Google has announced the rollout of over three dozen new features beginning this week. The most notable additions should make playback, seeking, search, and other functions easier across mobile devices, PCs, and smart TVs.

One upcoming feature gives viewers quicker access to faster playback. Instead of accessing a dropdown menu, full-screen or portrait mode offers fast forward at double speed by clicking and holding anywhere on the screen. Playback will return to normal as soon as the user lets go.

A new seek function displays larger thumbnails, making specific sections of videos more visible. Returning the cursor to its original position produces a haptic vibration so viewers can quickly return to where they left off.

A mobile feature called "Stable Volume" will minimize sudden volume changes to prevent ear damage when watching with headphones. The function is accessible in the settings menu under "Additional Settings."

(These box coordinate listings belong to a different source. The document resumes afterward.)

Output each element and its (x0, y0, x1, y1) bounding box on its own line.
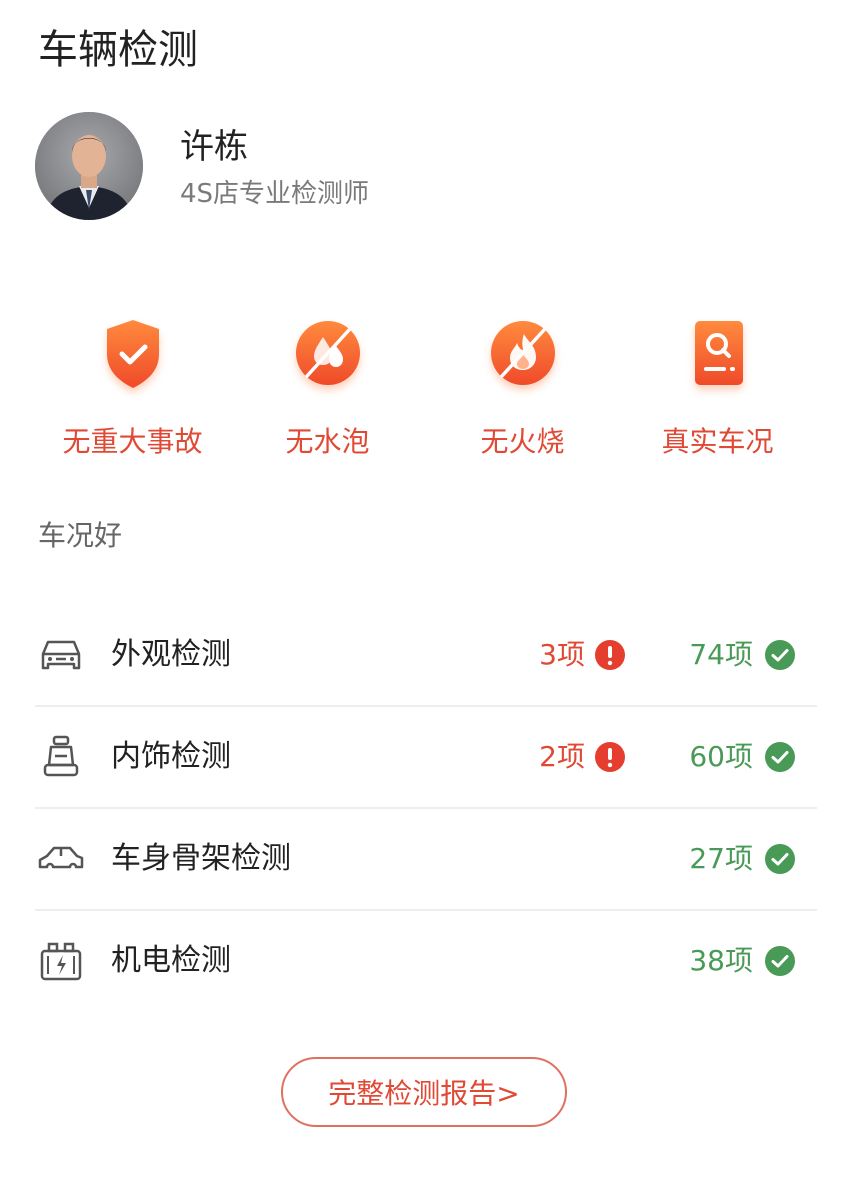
inspection-row-exterior[interactable]: 外观检测 3项 74项 (35, 605, 817, 707)
item-label: 外观检测 (111, 637, 231, 672)
inspector-title: 4S店专业检测师 (180, 179, 370, 209)
pass-count-text: 60项 (689, 740, 753, 773)
warning-count-text: 3项 (539, 638, 585, 671)
condition-status: 车况好 (38, 519, 123, 552)
inspection-row-interior[interactable]: 内饰检测 2项 60项 (35, 707, 817, 809)
avatar (35, 112, 143, 220)
pass-count: 60项 (655, 735, 795, 779)
page-title: 车辆检测 (38, 27, 198, 73)
warning-count-text: 2项 (539, 740, 585, 773)
item-label: 机电检测 (111, 943, 231, 978)
inspection-row-electromechanical[interactable]: 机电检测 38项 (35, 911, 817, 1011)
guarantee-badges: 无重大事故 无水泡 无火烧 真实车况 (35, 310, 815, 470)
pass-count-text: 27项 (689, 842, 753, 875)
battery-icon (40, 942, 82, 981)
pass-count: 27项 (655, 837, 795, 881)
warning-count: 2项 (515, 735, 625, 779)
pass-count-text: 38项 (689, 944, 753, 977)
item-label: 车身骨架检测 (111, 841, 291, 876)
badge-label: 无水泡 (285, 425, 370, 458)
exclamation-icon (595, 640, 625, 670)
inspector-name: 许栋 (180, 127, 248, 167)
check-circle-icon (765, 946, 795, 976)
car-front-icon (41, 640, 81, 670)
pass-count: 38项 (655, 939, 795, 983)
inspection-list: 外观检测 3项 74项 内饰检测 2项 60项 车身骨架检测 27项 机电检测 … (35, 605, 817, 1011)
exclamation-icon (595, 742, 625, 772)
badge-label: 真实车况 (661, 425, 774, 458)
check-circle-icon (765, 844, 795, 874)
pass-count: 74项 (655, 633, 795, 677)
check-circle-icon (765, 640, 795, 670)
badge-no-major-accident: 无重大事故 (35, 310, 230, 470)
pass-count-text: 74项 (689, 638, 753, 671)
warning-count: 3项 (515, 633, 625, 677)
item-label: 内饰检测 (111, 739, 231, 774)
no-water-icon (295, 321, 360, 385)
check-circle-icon (765, 742, 795, 772)
shield-check-icon (106, 320, 159, 388)
badge-label: 无重大事故 (62, 425, 203, 458)
inspector-card[interactable]: 许栋 4S店专业检测师 (35, 112, 815, 224)
full-report-button[interactable]: 完整检测报告> (281, 1057, 567, 1127)
inspection-row-frame[interactable]: 车身骨架检测 27项 (35, 809, 817, 911)
car-body-icon (38, 846, 84, 869)
badge-label: 无火烧 (480, 425, 565, 458)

Mobile viewers can now lock the screen to prevent interruptions or accidental taps by tapping "Screen Lock" in the settings menu. YouTube will make exceptions for certain ads and in-app notifications.

The platform will also add a Shazam-like music search, allowing users to find songs on YouTube Music by playing, singing, or humming the tune. The feature will debut on Android devices and come to other platforms later.

Across all devices, YouTube is consolidating the library and account sections. The new "You" tab, replacing the library tab, contains a user's history, playlists, downloads, purchases, and account information.

Furthermore, interactions with creators receive new animations for a flashier experience. When someone in a video says something related to the platform, like the usual "like and subscribe," the corresponding buttons will glow, triggering a celebration sequence when users click them. The company is likely aiming for an experience similar to viewer interactions on Twitch.

YouTube is also replacing the static comment rankings with a dynamic system that rotates through the most liked posts to give viewers and creators a more comprehensive look at feedback. The company said many more features are coming without elaborating on them.

It's unclear whether this significant update will soften the blow of increased YouTube premium prices as the platform aggressively pursues Adblock users.